Fleet Premium & Fleet Free

• Free: verify no label/target options when adding a profile in UI
• verify you can't target via API or GitOps

Platform testing(Covered above, listed here as a checklist)

• macOS
  • Declaration
  • Profiles
• Windows (Profiles)
• Android

Label types(Covered above, listed here as a checklist)

• Manual labels
• Dynamic labels
• Host vitals based labels (IdP)

UI

• Verify that all UI changes specified in the Figma wireframes are correctly implemented
  • Verify the small screen experience is as expected on Controls > OS settings > Configuration profiles
• Verify that many labels for include and/or exclude scrolls on overflow-x (similar to MDM command details modal).
• Verify expected UI states (loading, empty, error states as applicable)
• Verify Error messages should only reject attempts to combine labels_include_all and labels_include_any:
  • Couldn't edit configuration profiles.

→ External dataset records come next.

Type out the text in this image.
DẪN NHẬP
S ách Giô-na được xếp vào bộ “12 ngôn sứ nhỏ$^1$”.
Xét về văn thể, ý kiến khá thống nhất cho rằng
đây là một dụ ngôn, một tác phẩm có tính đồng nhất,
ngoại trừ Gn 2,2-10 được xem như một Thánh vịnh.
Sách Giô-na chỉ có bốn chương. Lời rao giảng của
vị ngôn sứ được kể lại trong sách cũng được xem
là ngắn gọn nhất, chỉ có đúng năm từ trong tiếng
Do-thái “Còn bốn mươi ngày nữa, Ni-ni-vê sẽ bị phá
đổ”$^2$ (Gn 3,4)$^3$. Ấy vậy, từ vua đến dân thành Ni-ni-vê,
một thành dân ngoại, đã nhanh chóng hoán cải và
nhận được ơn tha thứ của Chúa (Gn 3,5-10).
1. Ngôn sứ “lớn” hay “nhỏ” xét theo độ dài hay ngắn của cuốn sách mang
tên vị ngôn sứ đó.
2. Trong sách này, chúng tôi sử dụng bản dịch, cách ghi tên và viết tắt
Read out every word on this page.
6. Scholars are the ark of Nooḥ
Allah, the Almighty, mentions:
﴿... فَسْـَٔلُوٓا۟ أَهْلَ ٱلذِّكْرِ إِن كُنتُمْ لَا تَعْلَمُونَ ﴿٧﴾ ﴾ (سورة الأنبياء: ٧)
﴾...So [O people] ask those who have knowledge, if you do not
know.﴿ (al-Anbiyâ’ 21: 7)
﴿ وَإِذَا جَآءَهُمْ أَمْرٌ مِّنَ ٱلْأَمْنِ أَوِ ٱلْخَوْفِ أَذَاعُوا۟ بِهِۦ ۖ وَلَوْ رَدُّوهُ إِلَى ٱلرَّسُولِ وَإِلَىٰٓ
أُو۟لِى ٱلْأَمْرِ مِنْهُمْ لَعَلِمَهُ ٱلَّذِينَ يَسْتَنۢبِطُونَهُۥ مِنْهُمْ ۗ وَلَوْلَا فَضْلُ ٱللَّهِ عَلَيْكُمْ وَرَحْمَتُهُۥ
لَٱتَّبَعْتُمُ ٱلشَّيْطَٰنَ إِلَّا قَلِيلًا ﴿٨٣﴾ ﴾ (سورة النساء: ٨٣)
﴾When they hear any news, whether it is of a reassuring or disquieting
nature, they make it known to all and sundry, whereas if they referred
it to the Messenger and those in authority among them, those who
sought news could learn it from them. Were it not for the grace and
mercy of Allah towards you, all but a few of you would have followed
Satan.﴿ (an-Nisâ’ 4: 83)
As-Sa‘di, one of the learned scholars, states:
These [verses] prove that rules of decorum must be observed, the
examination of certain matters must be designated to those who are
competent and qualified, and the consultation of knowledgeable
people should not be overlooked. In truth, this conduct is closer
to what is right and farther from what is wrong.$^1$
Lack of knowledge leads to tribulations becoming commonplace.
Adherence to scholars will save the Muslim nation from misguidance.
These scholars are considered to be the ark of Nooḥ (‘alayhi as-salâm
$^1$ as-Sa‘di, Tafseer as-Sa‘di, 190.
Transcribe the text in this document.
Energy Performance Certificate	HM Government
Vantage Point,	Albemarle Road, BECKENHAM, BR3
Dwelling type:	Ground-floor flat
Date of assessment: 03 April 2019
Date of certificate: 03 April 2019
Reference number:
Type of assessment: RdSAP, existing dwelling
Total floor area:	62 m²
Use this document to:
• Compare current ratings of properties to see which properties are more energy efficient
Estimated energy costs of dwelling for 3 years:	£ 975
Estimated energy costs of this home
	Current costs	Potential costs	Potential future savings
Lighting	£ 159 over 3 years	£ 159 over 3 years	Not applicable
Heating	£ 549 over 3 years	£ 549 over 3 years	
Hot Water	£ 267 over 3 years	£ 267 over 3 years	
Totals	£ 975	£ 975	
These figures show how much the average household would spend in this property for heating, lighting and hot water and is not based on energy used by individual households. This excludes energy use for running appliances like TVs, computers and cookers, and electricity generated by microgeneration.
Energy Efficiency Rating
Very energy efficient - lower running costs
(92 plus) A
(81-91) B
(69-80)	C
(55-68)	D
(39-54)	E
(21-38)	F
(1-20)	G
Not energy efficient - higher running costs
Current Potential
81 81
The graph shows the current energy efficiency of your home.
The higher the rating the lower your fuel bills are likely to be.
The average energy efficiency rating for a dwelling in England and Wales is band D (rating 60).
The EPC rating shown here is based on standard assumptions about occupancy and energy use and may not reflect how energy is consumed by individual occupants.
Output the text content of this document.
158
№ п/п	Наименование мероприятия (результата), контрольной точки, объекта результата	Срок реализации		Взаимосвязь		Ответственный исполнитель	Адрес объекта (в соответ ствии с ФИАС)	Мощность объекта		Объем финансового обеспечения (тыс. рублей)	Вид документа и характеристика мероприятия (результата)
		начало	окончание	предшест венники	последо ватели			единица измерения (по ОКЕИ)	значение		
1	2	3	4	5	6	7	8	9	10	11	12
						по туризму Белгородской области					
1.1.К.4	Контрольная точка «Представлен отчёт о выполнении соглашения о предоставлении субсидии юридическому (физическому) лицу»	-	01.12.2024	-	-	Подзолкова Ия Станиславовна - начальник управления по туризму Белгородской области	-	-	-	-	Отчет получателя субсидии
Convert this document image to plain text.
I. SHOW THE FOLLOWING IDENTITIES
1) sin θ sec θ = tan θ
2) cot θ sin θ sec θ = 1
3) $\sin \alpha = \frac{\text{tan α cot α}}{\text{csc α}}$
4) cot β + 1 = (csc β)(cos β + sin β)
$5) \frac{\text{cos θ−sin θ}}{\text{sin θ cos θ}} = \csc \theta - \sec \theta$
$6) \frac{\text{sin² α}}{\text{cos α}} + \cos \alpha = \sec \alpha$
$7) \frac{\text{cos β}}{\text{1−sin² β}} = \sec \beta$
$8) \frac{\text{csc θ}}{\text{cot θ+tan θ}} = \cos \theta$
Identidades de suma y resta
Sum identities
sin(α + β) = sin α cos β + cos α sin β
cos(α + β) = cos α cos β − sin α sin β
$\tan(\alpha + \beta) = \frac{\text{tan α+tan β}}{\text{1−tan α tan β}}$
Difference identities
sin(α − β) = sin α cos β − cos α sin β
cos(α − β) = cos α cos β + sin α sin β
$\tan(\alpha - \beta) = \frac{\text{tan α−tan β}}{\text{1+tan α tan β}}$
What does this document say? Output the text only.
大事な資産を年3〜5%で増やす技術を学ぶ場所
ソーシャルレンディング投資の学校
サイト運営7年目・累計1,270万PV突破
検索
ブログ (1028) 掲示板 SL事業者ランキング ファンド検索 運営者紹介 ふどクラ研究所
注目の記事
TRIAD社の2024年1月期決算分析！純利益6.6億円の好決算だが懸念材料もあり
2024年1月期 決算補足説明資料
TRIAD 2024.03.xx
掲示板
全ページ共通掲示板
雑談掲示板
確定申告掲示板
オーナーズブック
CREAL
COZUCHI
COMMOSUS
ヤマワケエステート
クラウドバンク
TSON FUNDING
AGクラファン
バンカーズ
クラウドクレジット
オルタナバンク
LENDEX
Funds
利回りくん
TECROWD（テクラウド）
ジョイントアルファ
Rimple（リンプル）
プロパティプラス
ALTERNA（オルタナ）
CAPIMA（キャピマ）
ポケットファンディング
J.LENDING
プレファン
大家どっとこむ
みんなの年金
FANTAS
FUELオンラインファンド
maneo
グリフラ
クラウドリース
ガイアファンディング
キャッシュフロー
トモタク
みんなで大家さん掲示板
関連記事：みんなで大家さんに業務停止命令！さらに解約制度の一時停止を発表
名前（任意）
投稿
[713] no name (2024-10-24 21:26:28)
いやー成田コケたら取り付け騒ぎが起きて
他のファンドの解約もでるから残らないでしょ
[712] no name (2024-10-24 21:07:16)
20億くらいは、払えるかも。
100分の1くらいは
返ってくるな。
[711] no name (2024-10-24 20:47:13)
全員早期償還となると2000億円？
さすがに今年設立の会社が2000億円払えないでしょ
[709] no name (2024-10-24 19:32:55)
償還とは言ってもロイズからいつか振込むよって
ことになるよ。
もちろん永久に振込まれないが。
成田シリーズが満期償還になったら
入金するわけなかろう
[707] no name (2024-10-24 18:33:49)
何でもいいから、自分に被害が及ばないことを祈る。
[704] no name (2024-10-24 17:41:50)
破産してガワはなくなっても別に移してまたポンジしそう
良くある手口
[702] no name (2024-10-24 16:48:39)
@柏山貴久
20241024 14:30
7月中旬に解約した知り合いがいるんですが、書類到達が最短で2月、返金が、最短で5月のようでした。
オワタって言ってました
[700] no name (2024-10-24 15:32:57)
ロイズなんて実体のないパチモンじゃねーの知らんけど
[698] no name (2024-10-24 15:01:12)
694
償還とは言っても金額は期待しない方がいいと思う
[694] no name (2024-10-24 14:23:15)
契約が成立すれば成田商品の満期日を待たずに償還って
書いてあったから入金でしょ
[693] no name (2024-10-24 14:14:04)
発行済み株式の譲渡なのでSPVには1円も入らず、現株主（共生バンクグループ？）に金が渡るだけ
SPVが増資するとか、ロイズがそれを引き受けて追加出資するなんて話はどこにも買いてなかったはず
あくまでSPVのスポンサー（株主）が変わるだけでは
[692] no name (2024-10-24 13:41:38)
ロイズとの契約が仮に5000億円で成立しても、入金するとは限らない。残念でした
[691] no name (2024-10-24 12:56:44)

For each profile, only one of "labels_include_all" or "labels_include_any" can be included.
• Verify error when you attempt to remove a label already tied to configuration profile:
  • Couldn't delete. A configuration profile targets this label. Please delete the profile and try again.

GitOps (generate + run)

• Confirm that profiles of all 4 types can be uploaded for all 6 cases via gitops. Verify label settings in the UI
• Confirm the profile upload modal behaves as expected with Gitops enabled
• Confirm that generate-gitops properly exprots all 4 types with all 6 cases
• Confirm proper error is returned when mixing labels_include_any and labels_include_all in gitops
• (Also covered above) Confirm an error happens in gitops if a label referenced by a profile is deleted
• fleetctl apply with labels_include_any + labels_exclude_any on a profile. Verify success.
• fleetctl generate-gitops for a fleet with a combined-label profile. Verify output includes both keys.

Supplemental testing

Testing notes

Confirmation

1. Engineer: Added comment to user story confirming successful completion of test plan (include any special setup, test data, or configuration used during development/testing if applicable).
2. QA: Added comment to user story confirming successful completion of test plan.